Agarrarnos desesperadamente a lo probable no nos va a decir nada sobre lo posible. Al contrario, sólo servirá para cultivar tristezas y terminar atragantándonos de impotencia. Que nos resulte más fácil imaginar el fin del mundo que el fin de nuestro modo de vida, ese realismo capitalista que ha pasado a convertirse en la religión de nuestra época, asfixia la mera posibilidad de imaginar alternativas. Me ha entristecido, incluso enrabietado, leer a autores y autoras a los que admiro desde hace mucho aprovechar este acontecimiento para atrincherarse en sus ideas. Al parecer, no aguantan que lo imprevisto estropee sus teorías. Defiendo, para quien quiera escucharme, que no es el tiempo de las predicciones, sino de las ficciones, de poner en práctica nuestra imaginación radical para narrarnos de otra manera de dónde partimos y adónde queremos llegar. Quienes me conocen y me leen saben que me ilusiona la puesta en práctica de una de estas ficciones: la renta básica universal e incondicional como un nuevo derecho humano para liberarnos de esos pedagogos de la crueldad que pregonan que la vida hay que ganársela. No sé si ha llegado su tiempo, tampoco me importa demasiado, pues no conozco ningún derecho social o político que haya caído del cielo. En todo caso, tampoco considero que deba ser la conciencia de nuestra vulnerabilidad lo que nos una en una vinculación negativa: los seres humanos no somos más vulnerables que cualquier otro viviente, tampoco en eso somos excepcionales. Prefiero centrarme en lo que podemos, precisamente porque tampoco lo sabemos.

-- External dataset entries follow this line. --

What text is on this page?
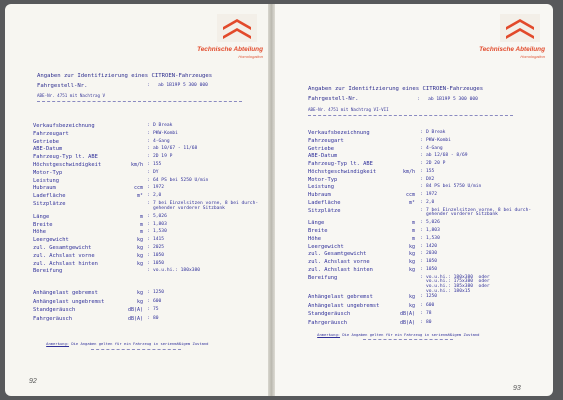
Technische Abteilung
Homologation
Angaben zur Identifizierung eines CITROEN-Fahrzeuges
Fahrgestell-Nr.	:   ab 1B19P 5 300 000
ABE-Nr. 4751 mit Nachtrag V
Verkaufsbezeichnung	: D Break
Fahrzeugart	: PKW-Kombi
Getriebe	: 4-Gang
ABE-Datum	: ab 10/67 - 11/68
Fahrzeug-Typ lt. ABE	: 2D 19 P
Höchstgeschwindigkeit	km/h : 155
Motor-Typ	: DY
Leistung	: 64 PS bei 5250 U/min
Hubraum	ccm : 1972
Ladefläche	m² : 2,0
Sitzplätze	: 7 bei Einzelsitzen vorne, 8 bei durch-
gehender vorderer Sitzbank
Länge	m : 5,026
Breite	m : 1,803
Höhe	m : 1,530
Leergewicht	kg : 1415
zul. Gesamtgewicht	kg : 2025
zul. Achslast vorne	kg : 1050
zul. Achslast hinten	kg : 1050
Bereifung	: vo.u.hi.: 180x380
Anhängelast gebremst	kg : 1250
Anhängelast ungebremst	kg : 600
Standgeräusch	dB(A) : 75
Fahrgeräusch	dB(A) : 80

Anmerkung: Die Angaben gelten für ein Fahrzeug in serienmäßigem Zustand

92
Technische Abteilung
Homologation
Angaben zur Identifizierung eines CITROEN-Fahrzeuges
Fahrgestell-Nr.	:   ab 1B19P 5 300 000
ABE-Nr. 4751 mit Nachtrag VI-VII
Verkaufsbezeichnung	: D Break
Fahrzeugart	: PKW-Kombi
Getriebe	: 4-Gang
ABE-Datum	: ab 12/68 - 8/69
Fahrzeug-Typ lt. ABE	: 2D 20 P
Höchstgeschwindigkeit	km/h : 155
Motor-Typ	: DX2
Leistung	: 84 PS bei 5750 U/min
Hubraum	ccm : 1972
Ladefläche	m² : 2,0
Sitzplätze	: 7 bei Einzelsitzen vorne, 8 bei durch-
gehender vorderer Sitzbank
Länge	m : 5,026
Breite	m : 1,803
Höhe	m : 1,530
Leergewicht	kg : 1420
zul. Gesamtgewicht	kg : 2030
zul. Achslast vorne	kg : 1050
zul. Achslast hinten	kg : 1050
Bereifung	: vo.u.hi.: 180x380  oder
vo.u.hi.: 175x380  oder
vo.u.hi.: 185x380  oder
vo.u.hi.: 180x15
Anhängelast gebremst	kg : 1250
Anhängelast ungebremst	kg : 600
Standgeräusch	dB(A) : 78
Fahrgeräusch	dB(A) : 80

Anmerkung: Die Angaben gelten für ein Fahrzeug in serienmäßigem Zustand

93
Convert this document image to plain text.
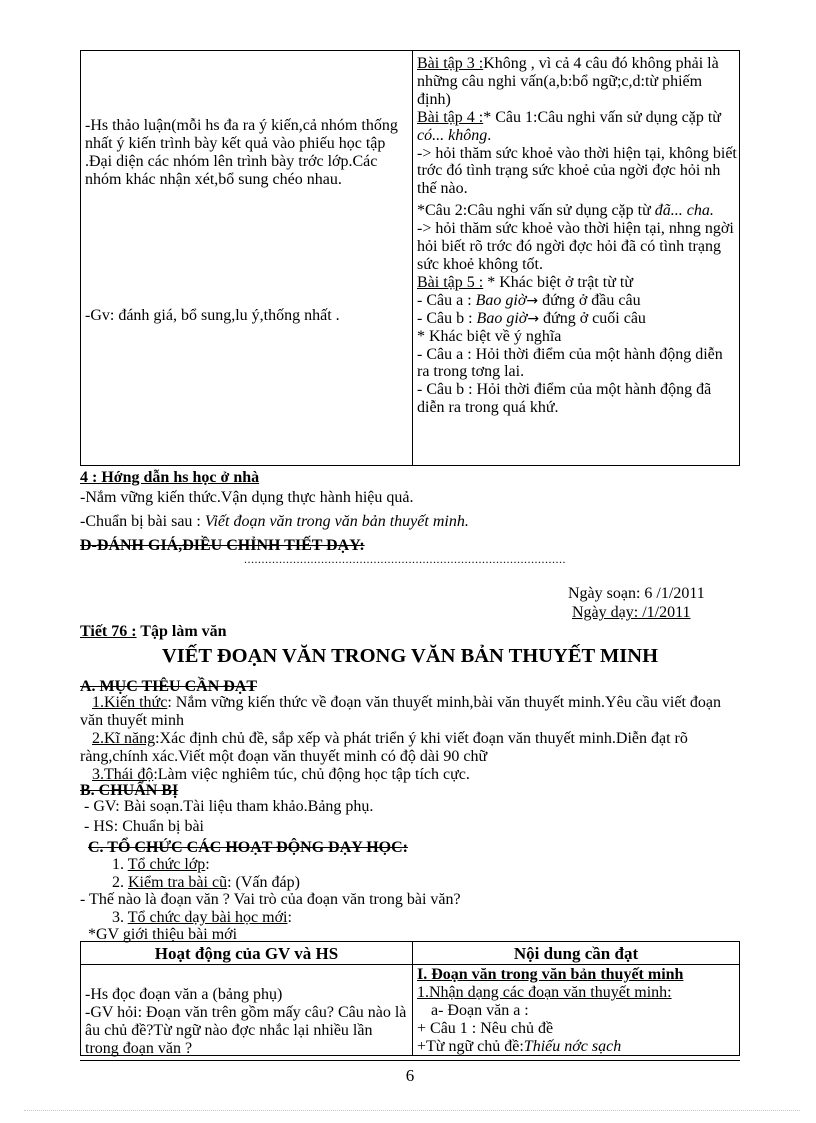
-Hs thảo luận(mỗi hs đa ra ý kiến,cả nhóm thống nhất ý kiến trình bày kết quả vào phiếu học tập .Đại diện các nhóm lên trình bày trớc lớp.Các nhóm khác nhận xét,bổ sung chéo nhau.
-Gv: đánh giá, bổ sung,lu ý,thống nhất .

Bài tập 3 :Không , vì cả 4 câu đó không phải là những câu nghi vấn(a,b:bổ ngữ;c,d:từ phiếm định)

Bài tập 4 :* Câu 1:Câu nghi vấn sử dụng cặp từ có... không.

-> hỏi thăm sức khoẻ vào thời hiện tại, không biết trớc đó tình trạng sức khoẻ của ngời đợc hỏi nh thế nào.

*Câu 2:Câu nghi vấn sử dụng cặp từ đã... cha.

-> hỏi thăm sức khoẻ vào thời hiện tại, nhng ngời hỏi biết rõ trớc đó ngời đợc hỏi đã có tình trạng sức khoẻ không tốt.

Bài tập 5 : * Khác biệt ở trật từ từ

- Câu a : Bao giờ→ đứng ở đầu câu

- Câu b : Bao giờ→ đứng ở cuối câu

* Khác biệt về ý nghĩa

- Câu a : Hỏi thời điểm của một hành động diễn ra trong tơng lai.

- Câu b : Hỏi thời điểm của một hành động đã diễn ra trong quá khứ.

4 : Hớng dẫn hs học ở nhà
-Nắm vững kiến thức.Vận dụng thực hành hiệu quả.
-Chuẩn bị bài sau : Viết đoạn văn trong văn bản thuyết minh.
D-ĐÁNH GIÁ,ĐIỀU CHỈNH TIẾT DẠY:
............................................................................................
Ngày soạn: 6 /1/2011
Ngày dạy: /1/2011
Tiết 76 : Tập làm văn
VIẾT ĐOẠN VĂN TRONG VĂN BẢN THUYẾT MINH
A. MỤC TIÊU CẦN ĐẠT
1.Kiến thức: Nắm vững kiến thức về đoạn văn thuyết minh,bài văn thuyết minh.Yêu cầu viết đoạn văn thuyết minh
2.Kĩ năng:Xác định chủ đề, sắp xếp và phát triển ý khi viết đoạn văn thuyết minh.Diễn đạt rõ ràng,chính xác.Viết một đoạn văn thuyết minh có độ dài 90 chữ
3.Thái độ:Làm việc nghiêm túc, chủ động học tập tích cực.
B. CHUẨN BỊ
- GV: Bài soạn.Tài liệu tham khảo.Bảng phụ.
- HS: Chuẩn bị bài
C. TỔ CHỨC CÁC HOẠT ĐỘNG DẠY HỌC:
1. Tổ chức lớp:
2. Kiểm tra bài cũ: (Vấn đáp)
- Thế nào là đoạn văn ? Vai trò của đoạn văn trong bài văn?
3. Tổ chức dạy bài học mới:
*GV giới thiệu bài mới
Hoạt động của GV và HS	Nội dung cần đạt
-Hs đọc đoạn văn a (bảng phụ)
-GV hỏi: Đoạn văn trên gồm mấy câu? Câu nào là âu chủ đề?Từ ngữ nào đợc nhắc lại nhiều lần trong đoạn văn ?
I. Đoạn văn trong văn bản thuyết minh
1.Nhận dạng các đoạn văn thuyết minh:
a- Đoạn văn a :
+ Câu 1 : Nêu chủ đề
+Từ ngữ chủ đề:Thiếu nớc sạch
6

“Y el hecho es que nadie, hasta ahora, ha determinado lo que puede el cuerpo”, escribía Spinoza en el ya lejano siglo XVII, pero sabemos por experiencia que “el cuerpo, en virtud de las solas leyes de su naturaleza, puede hacer muchas cosas que resultan asombrosas a su propia alma”. Apuesto que esta bendita ignorancia de nuestra potencia, de nuestra capacidad de afectar y de ser afectados, sea lo que nos haga sentir y experimentar en común que la Realidad no es todo lo que hay.